BAD NENNDORF (mh). Was der Niedersächsische Landkreistag (NLT) im Vorfeld zu seiner 75. Landkreisversammlung bekannt gegeben hatte, glich einem Hilferuf an die Politik: Überfüllte Erstaufnahmeeinrichtungen des Landes, intransparentes Verteilungsverfahren auf die Kommunen ohne angemessene Vorlaufzeit, Schwierigkeiten bei der Unterbringung vor Ort, ungeregelte Verantwortung für die Vermittlung deutscher Sprachkenntnisse, Probleme bei der gesundheitlichen Versorgung und beim Übergang in den deutschen Arbeitsmarkt: Für die niedersächsischen Landkreise sind die Herausforderungen der aktuellen Flüchtlingssituation ein großes Thema. Die jährliche Versammlung des NLT fand am Donnerstag und Freitag in der Bad Nenndorfer Wandelhalle statt. Der NLT ist die Vereinigung der 37 niedersächsischen Landkreise und der Region Hannover und vertritt als kommunaler Spitzenverband seine Mitglieder gegenüber Landtag und Landesregierung.

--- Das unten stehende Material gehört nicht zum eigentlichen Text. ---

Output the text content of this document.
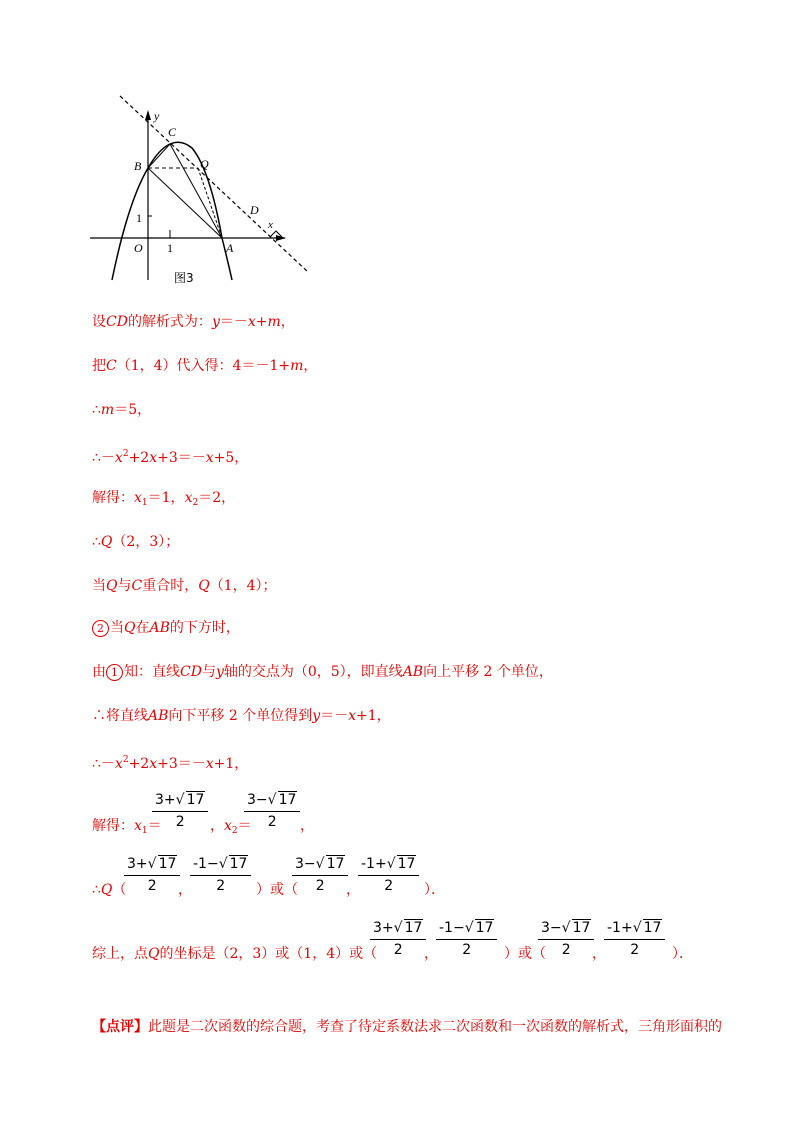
y
C
B	Q
D
x
O	A
1
1
图3
设CD的解析式为：y＝－x+m，
把C（1，4）代入得：4＝－1+m，
∴m＝5，
$\therefore-x^2+2x+3=-x+5$，
解得：$x_1=1$，$x_2=2$，
∴Q（2，3）；
当Q与C重合时，Q（1，4）；
2 当Q在AB的下方时，
由 1 知：直线CD与y轴的交点为（0，5），即直线AB向上平移 2 个单位，
∴将直线AB向下平移 2 个单位得到y＝－x+1，
$\therefore-x^2+2x+3=-x+1$，
解得：$x_1=$
$\frac{3+√ 17}{2}$ ，$x_2=$
$\frac{3-√ 17}{2}$ ，
∴Q（
$\frac{3+√ 17}{2}$
，
$\frac{-1-√ 17}{2}$ ）或（
$\frac{3-√ 17}{2}$
，
$\frac{-1+√ 17}{2}$ ）．
综上，点Q的坐标是（2，3）或（1，4）或（
$\frac{3+√ 17}{2}$
，
$\frac{-1-√ 17}{2}$ ）或（
$\frac{3-√ 17}{2}$
，
$\frac{-1+√ 17}{2}$ ）．
【点评】此题是二次函数的综合题，考查了待定系数法求二次函数和一次函数的解析式，三角形面积的
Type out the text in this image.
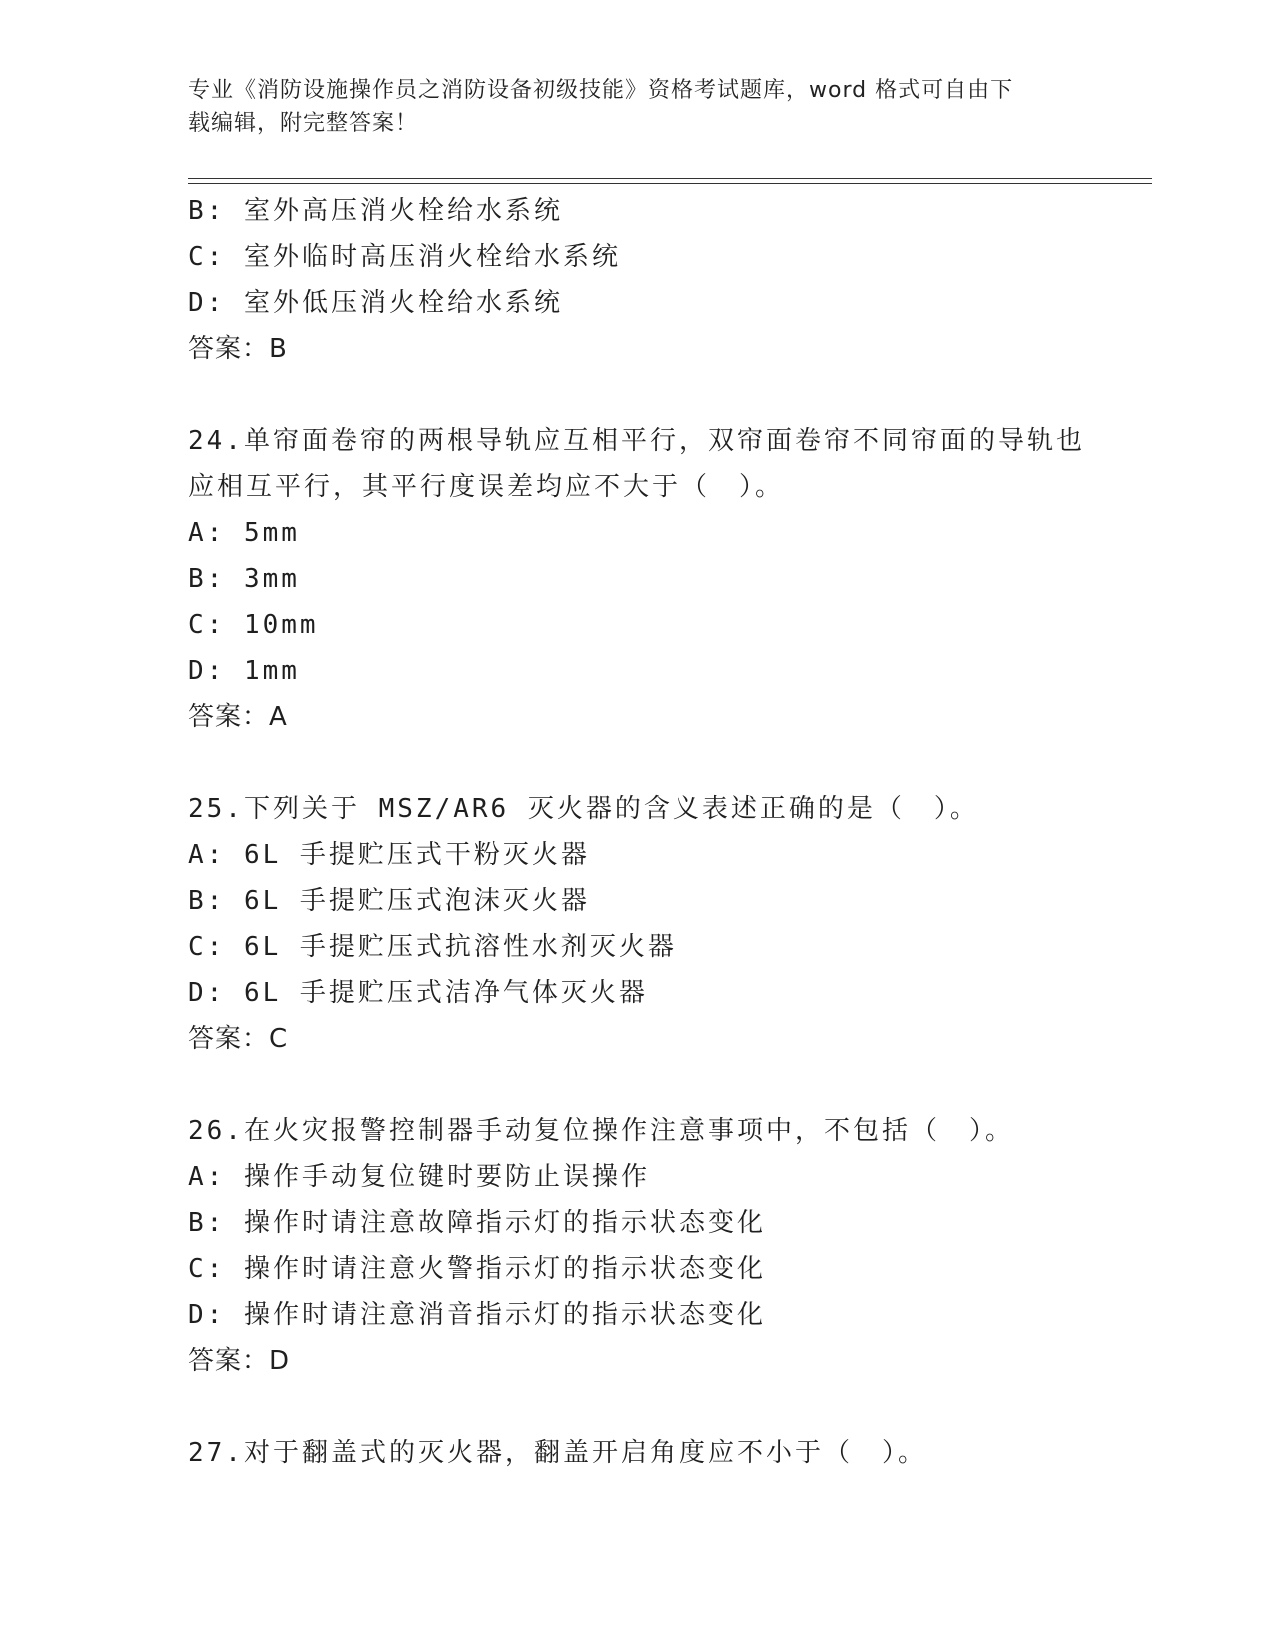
专业《消防设施操作员之消防设备初级技能》资格考试题库，word 格式可自由下
载编辑，附完整答案！
B: 室外高压消火栓给水系统
C: 室外临时高压消火栓给水系统
D: 室外低压消火栓给水系统
答案：B
24.单帘面卷帘的两根导轨应互相平行，双帘面卷帘不同帘面的导轨也
应相互平行，其平行度误差均应不大于（　）。
A: 5mm
B: 3mm
C: 10mm
D: 1mm
答案：A
25.下列关于 MSZ/AR6 灭火器的含义表述正确的是（　）。
A: 6L 手提贮压式干粉灭火器
B: 6L 手提贮压式泡沫灭火器
C: 6L 手提贮压式抗溶性水剂灭火器
D: 6L 手提贮压式洁净气体灭火器
答案：C
26.在火灾报警控制器手动复位操作注意事项中，不包括（　）。
A: 操作手动复位键时要防止误操作
B: 操作时请注意故障指示灯的指示状态变化
C: 操作时请注意火警指示灯的指示状态变化
D: 操作时请注意消音指示灯的指示状态变化
答案：D
27.对于翻盖式的灭火器，翻盖开启角度应不小于（　）。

Man stehe uneingeschränkt mit voller Überzeugung hinter dem Grundrecht auf Asyl, erklärte der NLT am Freitag auf dem öffentlichen Teil der Veranstaltung. "Es ist ein Menschenrecht nicht nur für gute Tage, sondern sein Wert zeigt sich gerade in Krisenzeiten wie diesen", erklärte der Präsident des NLT, der Celler Landrat Klaus Wiswe. Zum öffentlichen Teil gestern waren mehr als 220 Vertreter aus Politik, Verwaltung und öffentlichen Leben anwesend, darunter Landtagspräsident Bernd Busemann und Ministerpräsident Stephan Weil.

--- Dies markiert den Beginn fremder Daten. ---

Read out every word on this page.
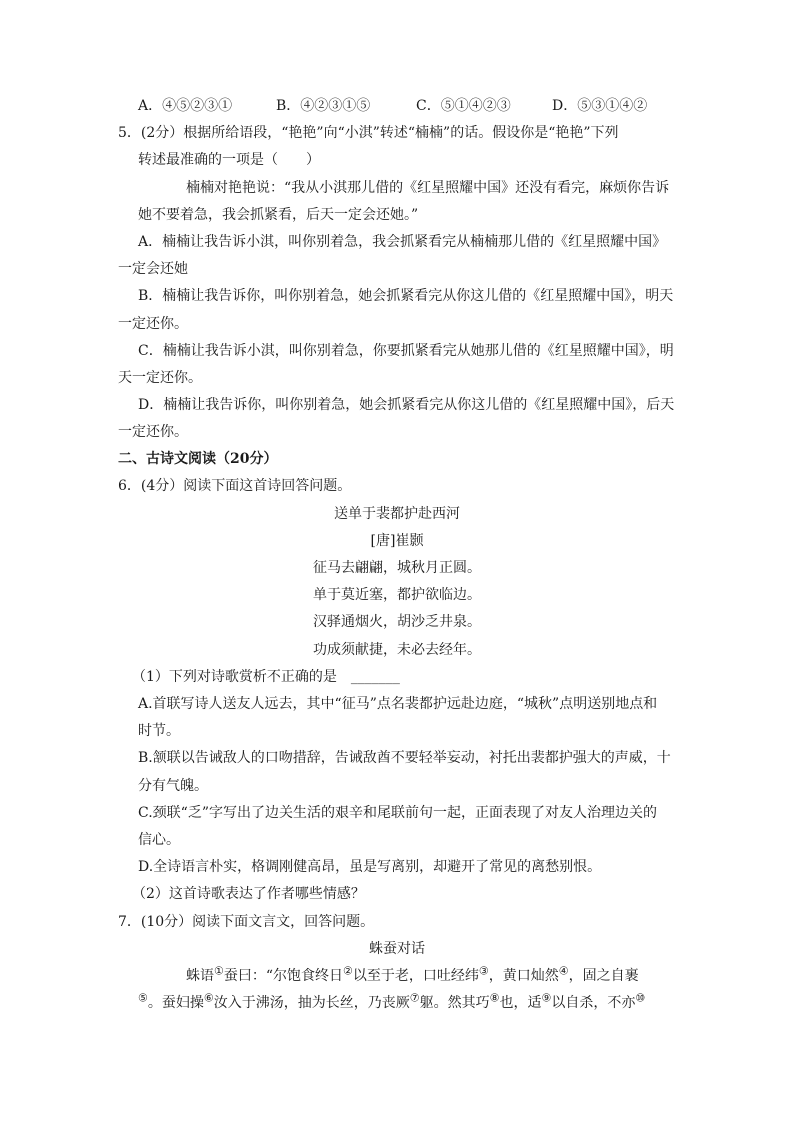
A．④⑤②③①	B．④②③①⑤	C．⑤①④②③	D．⑤③①④②
5．(2分）根据所给语段，“艳艳”向“小淇”转述“楠楠”的话。假设你是“艳艳”下列
转述最准确的一项是（　　）
楠楠对艳艳说：“我从小淇那儿借的《红星照耀中国》还没有看完，麻烦你告诉
她不要着急，我会抓紧看，后天一定会还她。”
A．楠楠让我告诉小淇，叫你别着急，我会抓紧看完从楠楠那儿借的《红星照耀中国》
一定会还她
B．楠楠让我告诉你，叫你别着急，她会抓紧看完从你这儿借的《红星照耀中国》，明天
一定还你。
C．楠楠让我告诉小淇，叫你别着急，你要抓紧看完从她那儿借的《红星照耀中国》，明
天一定还你。
D．楠楠让我告诉你，叫你别着急，她会抓紧看完从你这儿借的《红星照耀中国》，后天
一定还你。
二、古诗文阅读（20分）
6．(4分）阅读下面这首诗回答问题。
送单于裴都护赴西河
[唐]崔颢
征马去翩翩，城秋月正圆。
单于莫近塞，都护欲临边。
汉驿通烟火，胡沙乏井泉。
功成须献捷，未必去经年。
（1）下列对诗歌赏析不正确的是　_______
A.首联写诗人送友人远去，其中“征马”点名裴都护远赴边庭，“城秋”点明送别地点和
时节。
B.颔联以告诫敌人的口吻措辞，告诫敌酋不要轻举妄动，衬托出裴都护强大的声威，十
分有气魄。
C.颈联“乏”字写出了边关生活的艰辛和尾联前句一起，正面表现了对友人治理边关的
信心。
D.全诗语言朴实，格调刚健高昂，虽是写离别，却避开了常见的离愁别恨。
（2）这首诗歌表达了作者哪些情感？
7．(10分）阅读下面文言文，回答问题。
蛛蚕对话
蛛语①蚕曰：“尔饱食终日②以至于老，口吐经纬③，黄口灿然④，固之自裹
⑤。蚕妇操⑥汝入于沸汤，抽为长丝，乃丧厥⑦躯。然其巧⑧也，适⑨以自杀，不亦⑩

Einstimmig beschloss die Versammlung tags zuvor am Donnerstag intern eine dreiseitige "Bad Nenndorfer Erklärung zum Asyl- und Zuwanderungsrecht". Eine Differenzierung zwischen Asyl und Zuwanderung sei geboten, heißt es in der Erklärung. Die Umsetzung des Asylbewerberleistungsgesetzes bilde eine große Herausforderung, erklärte NLT-Präsident Klaus Wiswe am Freitag in der vollbesetzten Wandelhalle. Änderungen auf allen staatlichen Ebenen seinen notwendig, denn die Bewältigung der Folgen von weltweitem Krieg und Vertreibung könne nicht allein die Aufgabe deutscher Kommunen sein. Die Erklärung richtet sich daher auch an die EU, die Bundesrepublik sowie das Land Niedersachsen als ersten Ansprechpartner der Kommunen. Nachhaltig forderte Wiswe vom Land, die Kommunen nicht mit den finanziellen Folgen der Flüchtlingswelle allein zu lassen. Werde die Kostenpauschale des Landes nicht auf deutlich über 10 000 Euro angehoben, müssten die Landkreise, die Region Hannover und die kreisfreien Städte in diesem Jahr 120 bis 200 Millionen Euro aus eigenen Mitteln für diese Aufgaben aufbringen. Zudem fordern die Kommunen das Land in ihrer Erklärung auf, die Zuweisungspraxis so transparent und frühzeitig wie möglich zu gestalten. Der NLT unterstützt den Kurs von Innenminister Boris Pistorius, sich auf diejenigen Asylbewerber zu konzentrieren, die eine realistische Chance im Asylverfahren haben. Wiswe forderte, Westbalkan-Flüchtlinge möglichst gar nicht erst auf die Kommunen zu verteilen. Auch die Praxis der Rückführung abgelehnter Asylbewerber binde in erheblichem Maße Ressourcen. Die niedersächsische Erlasslage gehöre daher nach Auffassung des NLT auf den Prüfstand. Schnellere Asylverfahren seien zudem gefordert.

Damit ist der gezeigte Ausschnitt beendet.